1987-087_7269 | Snowboat hauling toboggans
Snowboat hauling toboggans
February 27th 1927, 20th century
14 x 8 cm
Gift of Mr. Lindsay Loutet
This artefact belongs to : © North Vancouver Museum and Archives
Keys to History
In the early days, local residents flocked to Grouse Mountain for various wintertime activities, which included skiing, tobogganing, skating, snowshoeing and renting dogsled teams to go for a ride. At this time, the mountain was in its infancy as a winter resort. By the mid-1930s, the mountain had its first rope tow, but, as this picture shows, limited skiing infrastructure meant other activities were just as popular. In 1951 Joan Greenwood, a writer for The Standard (probably a newspaper that began publishing out of Hope, BC, in the 1940s), summed up the peak's popular appeal: "Going up Grouse Mountain isn't just something to do. It's a way of life. Once you've tasted it... you'll never entirely forget it. Because there's something about being on top--whether you hike or ski or just stand and stare--that makes you and the mountain belong."

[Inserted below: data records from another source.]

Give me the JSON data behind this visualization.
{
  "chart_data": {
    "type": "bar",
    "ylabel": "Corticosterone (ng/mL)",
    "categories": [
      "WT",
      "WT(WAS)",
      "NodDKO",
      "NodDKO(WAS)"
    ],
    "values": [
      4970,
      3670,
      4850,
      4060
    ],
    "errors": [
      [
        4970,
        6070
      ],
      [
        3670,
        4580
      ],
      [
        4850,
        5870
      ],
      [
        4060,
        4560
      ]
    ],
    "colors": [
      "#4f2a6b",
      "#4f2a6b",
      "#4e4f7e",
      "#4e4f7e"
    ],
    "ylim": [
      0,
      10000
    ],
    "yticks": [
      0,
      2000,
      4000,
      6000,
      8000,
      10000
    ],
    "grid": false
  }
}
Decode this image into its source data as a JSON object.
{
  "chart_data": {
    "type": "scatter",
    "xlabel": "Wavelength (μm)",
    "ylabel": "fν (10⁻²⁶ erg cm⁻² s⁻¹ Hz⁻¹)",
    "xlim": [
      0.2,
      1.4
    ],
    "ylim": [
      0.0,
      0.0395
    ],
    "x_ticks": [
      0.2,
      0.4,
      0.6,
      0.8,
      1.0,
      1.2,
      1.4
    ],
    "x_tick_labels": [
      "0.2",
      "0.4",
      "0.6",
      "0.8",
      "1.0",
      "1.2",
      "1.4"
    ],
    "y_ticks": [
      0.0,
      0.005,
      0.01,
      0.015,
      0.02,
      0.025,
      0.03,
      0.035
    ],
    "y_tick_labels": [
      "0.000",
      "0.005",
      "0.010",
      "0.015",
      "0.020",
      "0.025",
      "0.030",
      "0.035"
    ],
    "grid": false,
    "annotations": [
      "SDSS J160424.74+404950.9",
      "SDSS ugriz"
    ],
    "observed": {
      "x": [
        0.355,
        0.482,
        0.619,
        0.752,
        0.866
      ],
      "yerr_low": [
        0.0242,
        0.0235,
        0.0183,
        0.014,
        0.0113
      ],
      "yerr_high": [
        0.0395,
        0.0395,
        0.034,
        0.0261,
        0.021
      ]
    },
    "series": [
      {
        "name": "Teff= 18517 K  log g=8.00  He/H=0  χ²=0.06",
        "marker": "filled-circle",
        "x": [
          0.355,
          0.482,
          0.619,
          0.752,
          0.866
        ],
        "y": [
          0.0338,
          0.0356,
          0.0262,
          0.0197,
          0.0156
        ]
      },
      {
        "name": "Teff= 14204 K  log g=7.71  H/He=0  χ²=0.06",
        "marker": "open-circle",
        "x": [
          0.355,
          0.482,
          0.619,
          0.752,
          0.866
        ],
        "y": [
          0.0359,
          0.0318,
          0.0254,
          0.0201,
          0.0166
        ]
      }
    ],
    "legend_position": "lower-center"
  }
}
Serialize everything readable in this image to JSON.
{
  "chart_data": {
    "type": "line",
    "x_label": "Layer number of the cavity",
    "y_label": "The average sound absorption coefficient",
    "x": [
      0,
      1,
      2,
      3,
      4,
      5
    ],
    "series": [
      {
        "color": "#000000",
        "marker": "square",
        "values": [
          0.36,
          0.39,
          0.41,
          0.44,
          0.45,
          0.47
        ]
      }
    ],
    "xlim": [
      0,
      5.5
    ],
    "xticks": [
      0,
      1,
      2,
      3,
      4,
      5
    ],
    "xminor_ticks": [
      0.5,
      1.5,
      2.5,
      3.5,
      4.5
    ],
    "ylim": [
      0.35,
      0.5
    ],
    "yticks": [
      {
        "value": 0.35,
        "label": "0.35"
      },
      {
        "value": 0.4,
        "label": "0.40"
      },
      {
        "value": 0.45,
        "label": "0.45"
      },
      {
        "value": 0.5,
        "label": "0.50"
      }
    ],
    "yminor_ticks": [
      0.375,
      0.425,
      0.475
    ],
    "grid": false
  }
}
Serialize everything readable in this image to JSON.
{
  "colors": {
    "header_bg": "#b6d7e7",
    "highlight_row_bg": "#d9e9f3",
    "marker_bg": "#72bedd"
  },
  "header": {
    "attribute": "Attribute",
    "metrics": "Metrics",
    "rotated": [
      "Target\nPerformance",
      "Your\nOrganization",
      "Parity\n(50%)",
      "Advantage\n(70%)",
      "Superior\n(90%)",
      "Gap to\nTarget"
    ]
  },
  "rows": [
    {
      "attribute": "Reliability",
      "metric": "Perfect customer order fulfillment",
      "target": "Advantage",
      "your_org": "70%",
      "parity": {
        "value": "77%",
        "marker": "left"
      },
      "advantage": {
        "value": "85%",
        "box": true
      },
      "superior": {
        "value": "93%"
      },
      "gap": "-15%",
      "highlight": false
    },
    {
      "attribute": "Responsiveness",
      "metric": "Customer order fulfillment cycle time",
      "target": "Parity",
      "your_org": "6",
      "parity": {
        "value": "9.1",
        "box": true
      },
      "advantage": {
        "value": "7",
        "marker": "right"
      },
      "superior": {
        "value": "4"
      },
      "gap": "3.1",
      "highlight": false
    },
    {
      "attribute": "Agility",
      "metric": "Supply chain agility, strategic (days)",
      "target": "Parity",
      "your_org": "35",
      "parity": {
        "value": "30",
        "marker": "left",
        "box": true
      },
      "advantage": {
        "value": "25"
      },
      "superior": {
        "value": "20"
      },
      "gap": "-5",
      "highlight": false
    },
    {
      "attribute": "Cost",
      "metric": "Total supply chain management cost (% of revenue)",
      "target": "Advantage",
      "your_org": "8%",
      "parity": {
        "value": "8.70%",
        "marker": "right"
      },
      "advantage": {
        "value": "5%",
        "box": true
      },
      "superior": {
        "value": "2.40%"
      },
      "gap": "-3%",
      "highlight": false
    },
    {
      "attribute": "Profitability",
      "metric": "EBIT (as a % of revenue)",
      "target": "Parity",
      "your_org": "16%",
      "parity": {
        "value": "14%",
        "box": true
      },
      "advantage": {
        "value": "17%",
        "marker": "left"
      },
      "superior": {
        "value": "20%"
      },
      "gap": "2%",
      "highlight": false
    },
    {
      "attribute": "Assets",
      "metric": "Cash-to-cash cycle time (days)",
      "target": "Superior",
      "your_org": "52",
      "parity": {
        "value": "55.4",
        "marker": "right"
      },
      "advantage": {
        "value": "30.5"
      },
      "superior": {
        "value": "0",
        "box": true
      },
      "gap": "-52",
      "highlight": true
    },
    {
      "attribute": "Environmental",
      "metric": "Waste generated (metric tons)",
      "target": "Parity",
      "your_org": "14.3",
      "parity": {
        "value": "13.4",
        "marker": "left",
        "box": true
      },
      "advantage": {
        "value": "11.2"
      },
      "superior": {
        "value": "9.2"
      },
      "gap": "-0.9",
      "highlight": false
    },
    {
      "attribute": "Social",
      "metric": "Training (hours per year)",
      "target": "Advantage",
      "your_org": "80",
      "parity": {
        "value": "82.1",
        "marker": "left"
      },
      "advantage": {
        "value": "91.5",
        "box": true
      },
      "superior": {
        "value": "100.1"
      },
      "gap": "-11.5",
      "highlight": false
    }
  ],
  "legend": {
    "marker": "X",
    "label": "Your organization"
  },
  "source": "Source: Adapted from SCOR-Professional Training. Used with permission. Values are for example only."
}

This "snowboat" powered by a motor-driven winch pulled young-adult tobogganers up a slope on Grouse Mountain.
The snowboat was set up to transport tobogganers to the tops of the toboggan runs.
This photo was taken in 1927. Toboggans of that era, often almost 2 m long, were made of steam-bent hardwoods such as maple, with sculpted breastplates and side ropes.
Young people used the wooden toboggans hitched to the back of the snowboat to slide back down the hill.